Meditation / Inner Senses Obstruction
If closing or half-closing one’s eyes and remaining visually silent is meditation, then every person can meditate. It all depends on who defines what meditation is. There is a declaration in Bhagavad Gita about failed or pretentious meditation (my translation):
कर्मेन्द्रियाणि संयम्य
य आस्ते मनसा स्मरन् ।
इन्द्रियार्थान्विमूढात्मा
मिथ्याचारः स उच्यते ॥३.६॥
karmendriyāṇi saṁyamya
ya āste manasā smaran
indriyārthānvimūḍhātmā
mithyācāraḥ sa ucyate (3.6)
karmendriyāṇi — bodily limbs; saṁyamya — restraining; ya = yaḥ — who; āste — sits; manasā — by the mind; smaran — remembering; indriyārthān — attractive objects; vimūḍhātmā = vimūḍha — deluded + ātmā — self; mithyācāraḥ — deceiver; sa — he; ucyate — it is declared
A person who while restraining his bodily limbs sits, with the mind remembering attractive objects, is a deceiver. So it is declared. (Bhagavad Gita 3.6)
Krishna’s idea is that if during the attempt at meditation one keeps remembering the sense objects, then that is not meditation. It may be a struggle within the mind to achieve meditation but it is rated as anything but meditation.
Even though many people who attempt to meditate think they are meditating and get credit for being yogis, still by the fine print of the Bhagavad Gita and the Yoga Sutras it is something else.
However anyone who sits to meditate and who in the effort to do so, finds that the mind cannot be stopped from its impulsive imaginative behavior, may benefit from the unruly nature of the mind if that person details what happens in the mind and takes steps to reform the mind’s behavior. But the required changes will not happen overnight.

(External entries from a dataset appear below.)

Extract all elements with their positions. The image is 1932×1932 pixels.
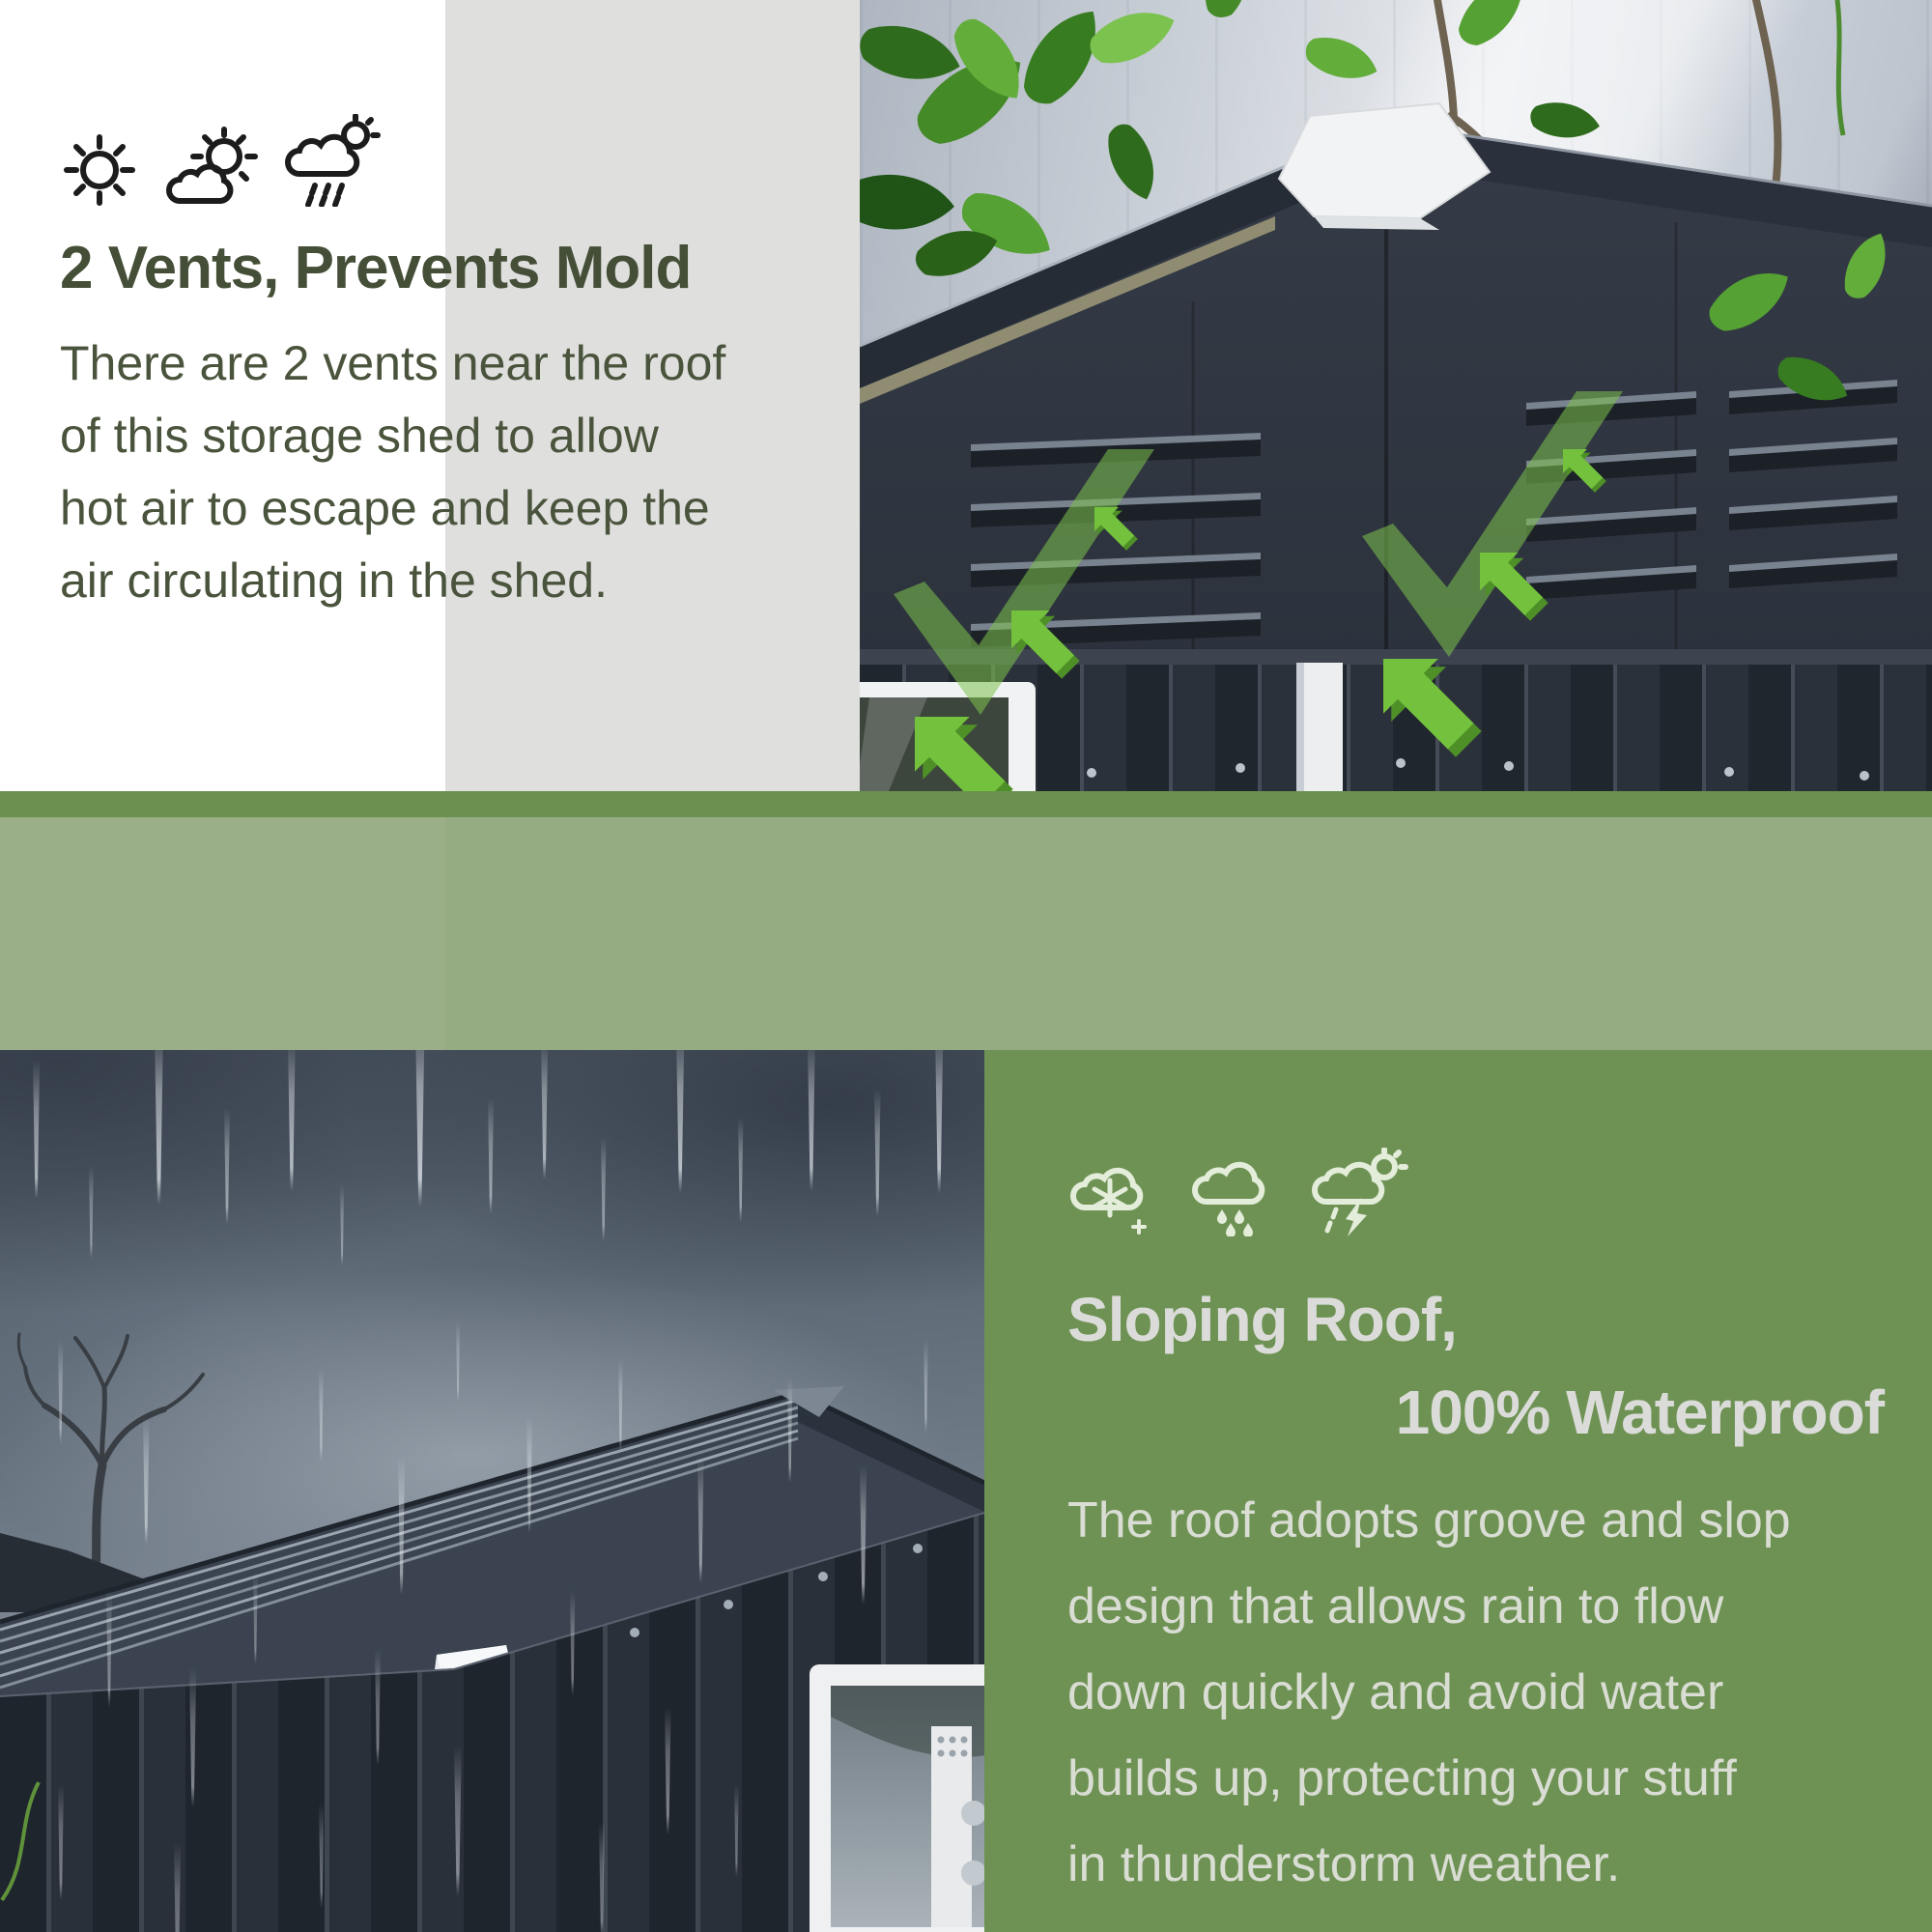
- bottom-body-line: design that allows rain to flow: [1067, 1578, 1724, 1634]
- storm-cloud-with-sun-icon: [1311, 1148, 1411, 1236]
- snow-cloud-icon: [1067, 1151, 1160, 1236]
- bottom-body: [1067, 1478, 1884, 1908]
- rain-cloud-icon: [1189, 1151, 1282, 1236]
- top-body-line: hot air to escape and keep the: [60, 481, 710, 535]
- sun-behind-cloud-icon: [160, 120, 261, 207]
- rain-cloud-with-sun-icon: [282, 114, 383, 207]
- sun-icon: [60, 120, 139, 207]
- shed-rain-photo: [0, 1050, 984, 1932]
- bottom-body-line: The roof adopts groove and slop: [1067, 1492, 1791, 1548]
- divider-band-dark: [0, 791, 1932, 817]
- waterproof-panel: [984, 1050, 1932, 1932]
- weather-icon-row-top: [60, 114, 842, 207]
- shed-rain-illustration: [0, 1050, 984, 1932]
- bottom-text-block: [1067, 1151, 1884, 1908]
- rain-photo-window: [810, 1664, 984, 1932]
- bottom-body-line: in thunderstorm weather.: [1067, 1836, 1621, 1892]
- top-text-block: [60, 114, 842, 617]
- bottom-heading-line1: Sloping Roof,: [1067, 1285, 1457, 1354]
- top-body: [60, 327, 842, 617]
- bottom-body-line: builds up, protecting your stuff: [1067, 1750, 1737, 1806]
- bottom-body-line: down quickly and avoid water: [1067, 1664, 1724, 1720]
- shed-vents-photo: [860, 0, 1932, 791]
- weather-icon-row-bottom: [1067, 1151, 1884, 1236]
- top-body-line: air circulating in the shed.: [60, 554, 608, 608]
- top-body-line: There are 2 vents near the roof: [60, 336, 726, 390]
- bottom-heading-line2: 100% Waterproof: [1395, 1378, 1884, 1447]
- top-heading: 2 Vents, Prevents Mold: [60, 235, 692, 301]
- bottom-heading: [1067, 1273, 1884, 1459]
- vine-string: [1837, 0, 1843, 135]
- shed-vents-illustration: [860, 0, 1932, 791]
- top-body-line: of this storage shed to allow: [60, 409, 659, 463]
- divider-band-tint: [0, 817, 445, 1050]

The senses of the physical body are deprived of their objects if the meditator takes isolation in some place. But the senses of the subtle body are not deprived as easily because these are psychic equipment with psychic reach which can transcend physical limitations. Hence if I sit to meditate in a room which has limited physical access to the environment, I may use my subtle senses to reach subtle objects.

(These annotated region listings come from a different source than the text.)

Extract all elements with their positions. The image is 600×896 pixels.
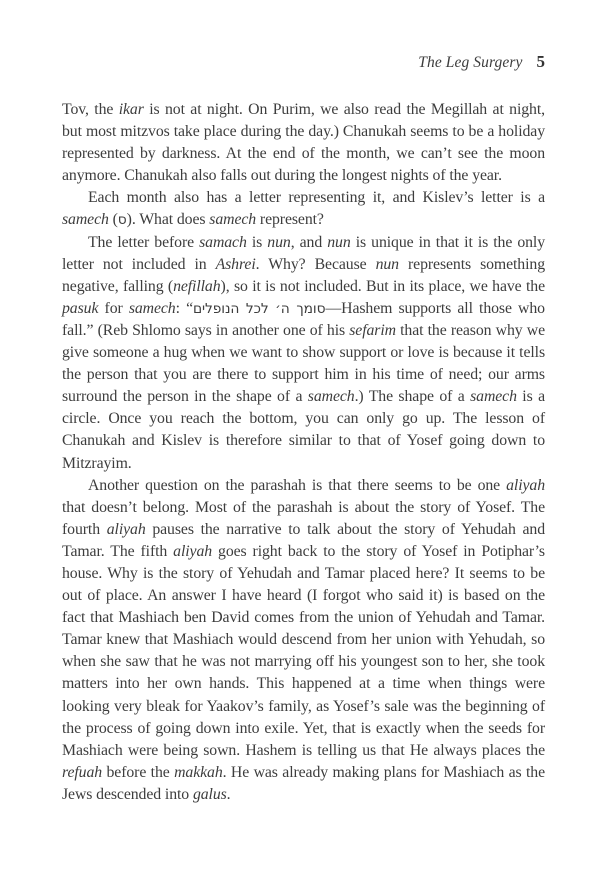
paragraph	[62, 475, 545, 806]
text-run: that the reason why we give someone a hug when we want to show support or love is because it tells the person that you are there to support him in his time of need; our arms surround the person in the shape of a	[62, 321, 545, 406]
text-run: . He was already making plans for Mashiach as the Jews descended into	[62, 763, 545, 803]
text-run: Another question on the parashah is that there seems to be one	[88, 476, 507, 494]
italic-term: samech	[128, 299, 176, 317]
text-run: for	[98, 299, 129, 317]
text-run: .	[226, 785, 231, 803]
text-run: represents something negative, falling (	[62, 255, 545, 295]
paragraph	[62, 232, 545, 475]
text-run: before the	[102, 763, 175, 781]
hebrew-text: סומך ה׳ לכל הנופלים	[192, 300, 326, 317]
text-run: pauses the narrative to talk about the story of Yehudah and Tamar. The fifth	[62, 520, 545, 560]
italic-term: aliyah	[173, 542, 213, 560]
italic-term: makkah	[174, 763, 223, 781]
text-run: is not at night. On Purim, we also read the Megillah at night, but most mitzvos take place during the day.) Chanukah seems to be a holiday represented by darkness. At the end of the month, we can’t see the moon anymore. Chanukah also falls out during the longest nights of the year.	[62, 101, 545, 185]
text-run: ), so it is not included. But in its place, we have the	[220, 277, 545, 295]
italic-term: Ashrei	[215, 255, 256, 273]
text-run: goes right back to the story of Yosef in Potiphar’s house. Why is the story of Yehudah and Tamar placed here? It seems to be out of place. An answer I have heard (I forgot who said it) is based on the fact that Mashiach ben David comes from the union of Yehudah and Tamar. Tamar knew that Mashiach would descend from her union with Yehudah, so when she saw that he was not marrying off his youngest son to her, she took matters into her own hands. This happened at a time when things were looking very bleak for Yaakov’s family, as Yosef’s sale was the beginning of the process of going down into exile. Yet, that is exactly when the seeds for Mashiach were being sown. Hashem is telling us that He always places the	[62, 542, 545, 759]
text-run: , and	[290, 233, 328, 251]
page-number: 5	[536, 52, 545, 71]
text-run: Each month also has a letter representing it, and Kislev’s letter is a	[88, 189, 545, 207]
italic-term: nun	[327, 233, 351, 251]
italic-term: nun	[375, 255, 399, 273]
text-run: is	[246, 233, 268, 251]
paragraph	[62, 99, 545, 187]
paragraph	[62, 187, 545, 231]
hebrew-text: ס	[117, 212, 127, 229]
italic-term: galus	[192, 785, 227, 803]
italic-term: samech	[470, 388, 517, 406]
italic-term: ikar	[118, 101, 144, 118]
text-run: The letter before	[88, 233, 200, 251]
italic-term: samech	[307, 388, 355, 406]
italic-term: refuah	[62, 763, 103, 781]
text-run: is a circle. Once you reach the bottom, you can only go up. The lesson of Chanukah and Kislev is therefore similar to that of Yosef going down to Mitzrayim.	[62, 388, 545, 472]
running-header	[62, 52, 545, 72]
italic-term: nefillah	[173, 277, 221, 295]
italic-term: samach	[199, 233, 247, 251]
text-run: that doesn’t belong. Most of the parashah is about the story of Yosef. The fourth	[62, 498, 545, 538]
italic-term: nun	[267, 233, 291, 251]
italic-term: sefarim	[349, 321, 396, 339]
text-run: Tov, the	[62, 101, 119, 118]
text-run: (	[108, 211, 118, 229]
italic-term: pasuk	[62, 299, 99, 317]
page-body	[62, 99, 545, 806]
text-run: —Hashem supports all those who fall.” (Reb Shlomo says in another one of his	[62, 299, 545, 339]
italic-term: aliyah	[506, 476, 545, 494]
text-run: represent?	[256, 211, 324, 229]
italic-term: samech	[62, 211, 109, 229]
text-run: . Why? Because	[255, 255, 376, 273]
text-run: ). What does	[126, 211, 210, 229]
running-head-title: The Leg Surgery	[418, 54, 523, 71]
text-run: : “	[175, 299, 193, 317]
italic-term: aliyah	[106, 520, 146, 538]
text-run: is unique in that it is the only letter not included in	[62, 233, 546, 273]
italic-term: samech	[209, 211, 257, 229]
text-run: .) The shape of a	[354, 388, 471, 406]
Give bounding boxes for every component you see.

If I shout to the man across the way, I exhibit the power of speech but if I do so mentally without physically repeating the action people say that I exhibit a siddhi which many people, even some who rate themselves as yogis, condemn. According to their censorship, one should not have or use a siddhi or psychic power. This opinion is simplistic because unless there are subtle senses there cannot be physical perception.

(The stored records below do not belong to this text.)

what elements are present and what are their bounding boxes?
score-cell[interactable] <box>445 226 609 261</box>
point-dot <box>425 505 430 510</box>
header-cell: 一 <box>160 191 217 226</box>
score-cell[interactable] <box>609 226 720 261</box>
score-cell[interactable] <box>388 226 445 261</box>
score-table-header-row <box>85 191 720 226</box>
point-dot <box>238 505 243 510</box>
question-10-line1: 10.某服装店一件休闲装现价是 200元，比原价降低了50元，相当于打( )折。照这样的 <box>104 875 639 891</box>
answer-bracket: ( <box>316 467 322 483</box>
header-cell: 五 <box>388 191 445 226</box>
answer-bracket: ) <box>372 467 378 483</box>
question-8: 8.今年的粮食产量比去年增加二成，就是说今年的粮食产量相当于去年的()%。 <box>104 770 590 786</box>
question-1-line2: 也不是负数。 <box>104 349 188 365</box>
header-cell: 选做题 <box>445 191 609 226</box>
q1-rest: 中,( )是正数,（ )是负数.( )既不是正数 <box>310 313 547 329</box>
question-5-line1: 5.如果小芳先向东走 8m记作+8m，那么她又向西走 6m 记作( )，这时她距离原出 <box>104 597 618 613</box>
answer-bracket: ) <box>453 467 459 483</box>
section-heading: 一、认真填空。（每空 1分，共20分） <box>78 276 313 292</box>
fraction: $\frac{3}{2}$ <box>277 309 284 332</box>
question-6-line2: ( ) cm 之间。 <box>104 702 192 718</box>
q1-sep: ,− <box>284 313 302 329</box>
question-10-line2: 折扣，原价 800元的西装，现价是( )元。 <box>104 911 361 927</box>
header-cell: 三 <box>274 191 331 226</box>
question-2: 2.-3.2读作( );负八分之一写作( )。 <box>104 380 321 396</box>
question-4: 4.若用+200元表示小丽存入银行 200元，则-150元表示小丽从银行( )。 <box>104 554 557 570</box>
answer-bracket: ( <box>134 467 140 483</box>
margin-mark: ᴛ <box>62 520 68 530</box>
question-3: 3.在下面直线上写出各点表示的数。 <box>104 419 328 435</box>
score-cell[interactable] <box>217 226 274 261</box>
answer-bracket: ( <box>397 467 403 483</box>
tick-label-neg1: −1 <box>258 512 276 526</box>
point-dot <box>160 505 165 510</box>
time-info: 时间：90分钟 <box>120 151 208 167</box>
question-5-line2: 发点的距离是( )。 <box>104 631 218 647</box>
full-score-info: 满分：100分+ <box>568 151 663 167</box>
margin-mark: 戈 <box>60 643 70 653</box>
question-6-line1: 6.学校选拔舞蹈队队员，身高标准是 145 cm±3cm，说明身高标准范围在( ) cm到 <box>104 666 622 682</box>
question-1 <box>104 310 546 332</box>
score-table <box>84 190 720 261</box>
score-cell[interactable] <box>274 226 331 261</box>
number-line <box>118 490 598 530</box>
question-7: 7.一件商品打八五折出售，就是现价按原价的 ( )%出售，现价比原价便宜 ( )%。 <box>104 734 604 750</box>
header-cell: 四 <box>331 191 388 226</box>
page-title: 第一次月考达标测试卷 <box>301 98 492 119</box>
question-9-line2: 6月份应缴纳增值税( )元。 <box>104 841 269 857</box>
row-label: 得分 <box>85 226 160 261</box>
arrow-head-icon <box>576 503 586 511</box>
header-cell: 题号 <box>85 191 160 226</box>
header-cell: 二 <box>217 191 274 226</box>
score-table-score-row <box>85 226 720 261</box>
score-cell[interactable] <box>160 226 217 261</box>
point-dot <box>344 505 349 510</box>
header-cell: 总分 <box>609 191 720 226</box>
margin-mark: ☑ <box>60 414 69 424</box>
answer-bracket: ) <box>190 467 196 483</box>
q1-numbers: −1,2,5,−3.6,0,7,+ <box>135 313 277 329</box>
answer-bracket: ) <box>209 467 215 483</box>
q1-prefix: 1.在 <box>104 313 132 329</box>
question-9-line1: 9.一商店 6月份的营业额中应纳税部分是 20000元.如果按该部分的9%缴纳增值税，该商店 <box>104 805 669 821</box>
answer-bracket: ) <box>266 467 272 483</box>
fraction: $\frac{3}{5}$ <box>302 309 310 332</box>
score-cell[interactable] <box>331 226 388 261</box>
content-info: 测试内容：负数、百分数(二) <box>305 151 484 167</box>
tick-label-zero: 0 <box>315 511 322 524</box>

First there must be a subtle body before there can be a physical one. Hence the complaint about the use of subtle powers is a silly one. It is absolutely necessary to use subtle powers. For that matter I could not shout to the man across the way without doing so psychically as well. The fact is that the man across the way is physically focused and that is why there is a necessity to make the subtle call echo again as a physical one from the physical speech faculty.
In meditation when the physical senses are denied, the person is left with the active subtle senses. In fact the mind is such that as soon as there is physical limitation, it increases its usage of the subtle ones. This is a problem for those who meditate. How should I turn off the subtle senses during meditation? First of all if one does not recognize the subtle ones, then for sure one cannot turn them off. Denying them will not help the meditation effort.
If I deprived my body of the right to eat a ripe mango and if while doing that I took the opportunity to restrict my body to an isolated room, then will my mind give up the idea of the mango? Or will it visualize the mango or invoke a memory of it? Will it proceed by smelling and then tasting the mango mentally? Is all of this imaginary? Is it possible to eat a mango on the mental plane? Are mangoes physical objects with no subtle register?